É que o Rio, que adora se reinventar, ainda confia mesmo é no que não muda. As novidades que me perdoem, mas tradição é fundamental: outro dia entrei num desses bares da nova geração, com parede de azulejo e dez torneiras de chope. Experimentei o Lager, simpatizei com o Pilsen, fiz cara amarga pro copo de Apa e de Ipa. Mas saí pensando que, em tempos de tanta incerteza etílica, segurança também é saber exatamente o que vai chegar à mesa. O primeiro igual ao segundo, o terceiro tão bom quanto o quinto, o sétimo encerrando com a mesma espuma do primeiro. Nenhum susto, nenhum experimento: só o prazer repetido de saber o que se bebe. E nisso o chope mais tradicional segue imbatível. É símbolo afetivo da cidade, feito aquele compromisso que a gente chegar na hora, mas chega depois do terceiro copo.

E é esse tipo de chope que reina nas casas que melhor o servem no Rio, as que sabem que não é só a marca, é preciso saber servir. No primeiro degrau deste mapa afetivo da bebida na cidade estão os templos: o Adonis, em Benfica, o Bar Brasil, na Lapa, e o Amendoeira, em Maria da Graça, lugares em que o chope chega sempre no ponto exato entre a sede e a emoção. Só meio dedinho de colarinho abaixo, mas ainda numa prateleira altíssima, vêm o Real Chopp, em Copa, o Bracarense, no Leblon, e o Cachambeer, que leva fácil o troféu de mais gelado da cidade no Cachambi. Enquanto isso, o Rio segue trocando seus barris: há chope de primeiríssima nos novos bares, como o Chanchada, em Botafogo, o Parada de Copa, e a novíssima filial do Bar da Frente, em Copacabana, o mais caçula entre os grandes e já servindo seu suspiro com pinta de veterano.

O chope no Bar da Amendoeira, na primeira prateleira das bebidas da cidade — Foto: Divulgação
O chope no Bar da Amendoeira, na primeira prateleira das bebidas da cidade — Foto: Divulgação

A Mari, dona do bar, anda orgulhosa do chope que serve — e com razão. Pra chegar na cremosidade certa, ela rodou mais de vinte bares pelo Rio, um atrás do outro, comparando cada gole como quem julga escola de samba. Descobriram que o chope com a cara do Rio, o preferido também deste colunista, é um ser vivo: respira, exige carinho e cobra atenção. Barril frio, chopeira calibrada, linha limpa — um descuido e o copo vira drama. Se para quem bebe muito e se hidrata pouco a ressaca é depois, para quem serve, chope bom dá dor de cabeça antes de dar alegria. A bebida tem que girar rápido, tirar com leveza e chegar à mesa antes que a espuma murcha denuncie o pecado. Dá uma trabalheira, mas quando chega certo, “fica bom pra c…”, diz a Mari. E fica mesmo.

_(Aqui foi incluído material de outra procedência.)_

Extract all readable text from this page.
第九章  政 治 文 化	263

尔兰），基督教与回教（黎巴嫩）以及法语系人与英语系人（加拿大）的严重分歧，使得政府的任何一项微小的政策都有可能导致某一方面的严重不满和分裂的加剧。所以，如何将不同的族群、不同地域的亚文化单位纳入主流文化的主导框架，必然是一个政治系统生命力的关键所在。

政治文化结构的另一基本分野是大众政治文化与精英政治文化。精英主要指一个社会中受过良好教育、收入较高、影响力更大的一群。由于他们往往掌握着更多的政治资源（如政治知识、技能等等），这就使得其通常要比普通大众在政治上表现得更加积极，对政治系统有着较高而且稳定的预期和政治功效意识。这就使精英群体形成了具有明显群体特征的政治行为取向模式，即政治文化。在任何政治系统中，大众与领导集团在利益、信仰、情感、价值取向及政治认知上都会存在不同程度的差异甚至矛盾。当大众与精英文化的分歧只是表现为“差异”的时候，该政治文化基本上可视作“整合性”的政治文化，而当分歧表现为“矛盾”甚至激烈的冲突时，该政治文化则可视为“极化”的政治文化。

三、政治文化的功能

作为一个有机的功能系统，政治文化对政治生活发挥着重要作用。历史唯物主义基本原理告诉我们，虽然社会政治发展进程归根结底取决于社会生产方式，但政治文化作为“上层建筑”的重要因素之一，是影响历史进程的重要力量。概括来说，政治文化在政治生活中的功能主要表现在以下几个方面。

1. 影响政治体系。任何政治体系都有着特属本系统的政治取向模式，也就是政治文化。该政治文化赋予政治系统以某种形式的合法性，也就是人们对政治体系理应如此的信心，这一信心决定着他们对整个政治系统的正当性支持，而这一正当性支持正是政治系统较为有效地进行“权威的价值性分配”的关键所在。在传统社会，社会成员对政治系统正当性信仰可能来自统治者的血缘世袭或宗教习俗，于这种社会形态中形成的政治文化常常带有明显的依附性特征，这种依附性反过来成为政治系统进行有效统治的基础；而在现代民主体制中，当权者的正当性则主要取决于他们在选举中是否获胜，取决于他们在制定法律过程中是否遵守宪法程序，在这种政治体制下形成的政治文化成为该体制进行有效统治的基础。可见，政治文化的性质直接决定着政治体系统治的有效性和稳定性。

No fundo, é isso: bebida boa dá trabalho, dá confiança, dá prazer: o que não dá é pra falsificar. Enquanto tem gente misturando veneno em garrafa e atrapalhando um direito inalienável — o de aliviar a vida com um copo honesto —, há quem siga lavando copo, calibrando chopeira e acreditando que o mundo melhora com um bom colarinho.